I don’t envy the makers of Ghost Rider: Spirit of Vengeance, the sequel to a critical flop based on a comic book that’s been limping in and out of circulation for over forty years. In fact, I suspect the source material owes its longevity more to artist Mike Ploog’s kick-ass character design than to the limited premise of a man possessed by the demonic embodiment of revenge. After all, the series started in the seventies, when pulp horror and road movies were all the rage, and only became a franchise in the nineties, when the comics market exploded and everything needed to look extreme, yeah!
Simply put, Marvel Comics’ Ghost Rider is a C-list super-hero property that doesn’t work as super-hero fiction. We know this because the first film in 2007 introduced the protagonist, Johnny Blaze (Nicolas Cage), as a sorcery-themed Spider-Man and garnered the enthusiasm of just about nobody. Spirit of Vengeance takes the opposite tact. Instead of gobbling candy from a martini glass, our hero now downs hard liquor from inexplicably dusty bottles. Instead of fighting powerful elemental beings, he cackles idly as if to give his all-too-human prey a head start and generate suspense.

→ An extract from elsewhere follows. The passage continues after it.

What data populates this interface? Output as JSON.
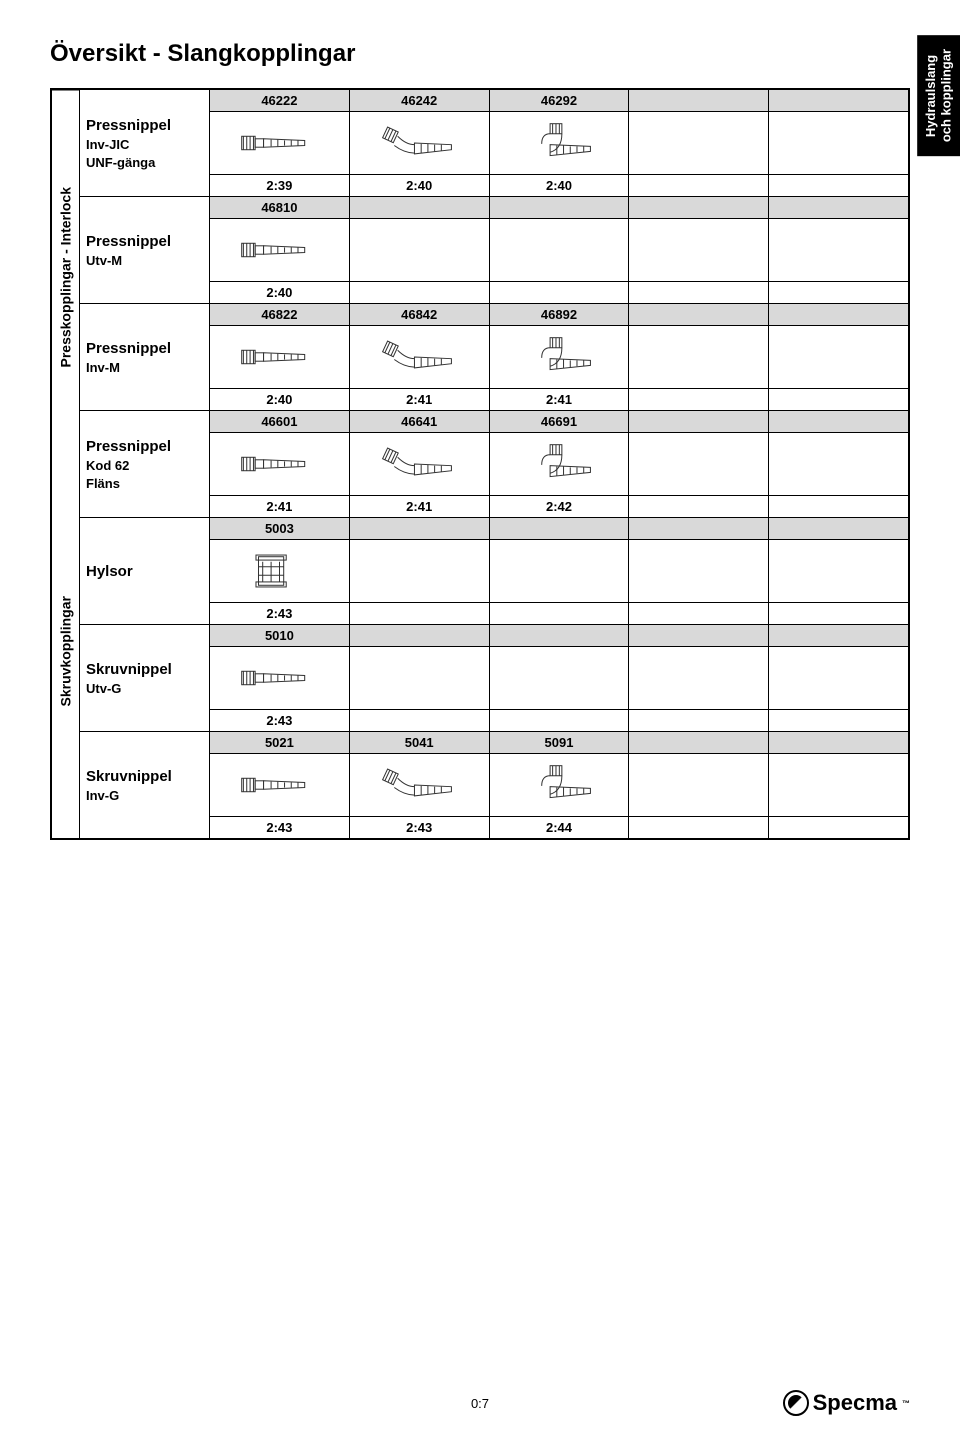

In short, the filmmakers are treating Ghost Rider as a B-movie monster, sort of like Pumpkinhead or the Wolfman except his picture looks way cooler on leather jackets. From the deserted Eastern European locations to the recycled plot about shifty monks and a boy (Fergus Riordan) destined to become the Antichrist, everything about Spirit of Vengeance screams low-budget horror. The acting even comes off hammy, what with Nicolas Cage randomly shouting every other line and Ciarán Hinds doing his best DeNiro impression as Satan.
In theory, this approach ought to have solved a problem inherent to the Ghost Rider concept: the protagonist’s relative invulnerability. Watching a demonic spirit dispatch an endless string of Romanian thugs may bore even the most avid action fan, but the mismatched power levels at least pay off when the mad creature turns its attention to the good guys. Unfortunately, directors Mark Neveldine and Brian Taylor never follow through on the idea beyond a chase sequence or two.
For that matter, they don’t stick to anything that might be conceived as a narrative arc or, heaven forbid, character depth. Consider the bit when Johnny reveals his true motivations in dealing with the devil, the way his heartfelt confession gets shoehorned between a mythic flashback and an incoherent light show, never to be mentioned again. His final exchange with Nadya (Violante Placido), the would-be Antichrist’s mother, also feels like a few lines might be missing, or at least a silent beat so we can process the scene’s implications.
It’s as if the directors had vowed to capture ADD on celluloid. That would explain all the frantic camera movements and puerile digressions. Maybe I’m getting too old for this, but I fail to see the humour in Ghost Rider shooting fire out of his penis like a bad STD mascot. The gag certainly doesn’t warrant a callback just before the climactic battle. In fairness, the flights of fancy sometimes aid the flow of the movie. Take, for example, the hero’s tongue-in-cheek narration, which lists illegal downloads as cause for eternal damnation. The spoonful of irreverence not only helps the exposition go down; it also makes Johnny more relatable, given he spends half the runtime as a digital skeleton with flames around its head.
I suspect I would have shown more patience for Ghost Rider: Spirit of Vengeance if I had discovered it as a straight-to-video exploitation flick, but the movie got a theatrical release with largely useless 3D glasses, cost nearly $60 million to make, and stars such recognizable faces as Nicolas Cage (whose name still means something), Idris Elba (who surely deserves better), and Christophe Lambert (I know: who cares?). I understand the studios not wanting to waste an established franchise, but sometimes it’s better to be a big fish in a home-market pond than a malformed guppy drowning in the salty waters of, you know, quality expectations.